When Antitrust Disputes Loom, Businesses Need to Make Savvy Arbitration Decisions

By on December 23, 2013

December/January 2014

Carl L. Blumenstein and Farschad Farzan, Nossaman LLP

Arbitration agreements are now commonplace in contracts, and so are global antitrust lawsuits, especially multi-party lawsuits alleging price-fixing cartels. The possibility of antitrust claims raises special concerns in drafting arbitration agreements.

Because antitrust claims may encompass a broader time period than the time the contract was in effect, businesses should draft agreements to encompass transactions that occurred both before the agreement was signed and after contract termination. An antitrust plaintiff will typically try to avoid arbitration by filing claims in court where the prospect of jury trial likely yields larger results.
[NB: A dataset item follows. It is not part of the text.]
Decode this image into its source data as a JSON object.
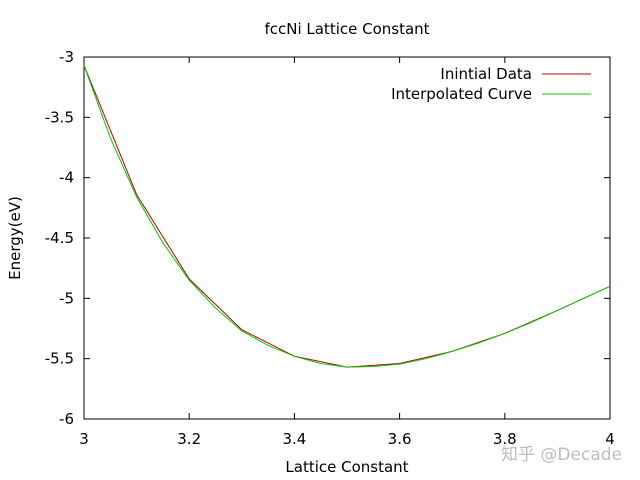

Plaintiffs will typically try to avoid arbitration, and the authors outline various options they can consider for doing so. From the defendants’ perspective, a company sued for antitrust violations by a party with which it may have a contractual relationship needs to review all pertinent contracts to determine whether the claim is arbitrable. Cases involving multiple defendants present a “two-front battle” scenario. This can happen where some defendants have arbitration agreements with the plaintiff and some do not. The plaintiff may be able to use the arbitration as a “trial run,” testing its case, so that it is better positioned to try the case against remaining defendants.

When a party gets pulled into an antitrust dispute, a preexisting arbitration agreement with an adverse party offers several potential advantages. However, businesses need to carefully consider all angles before proceeding.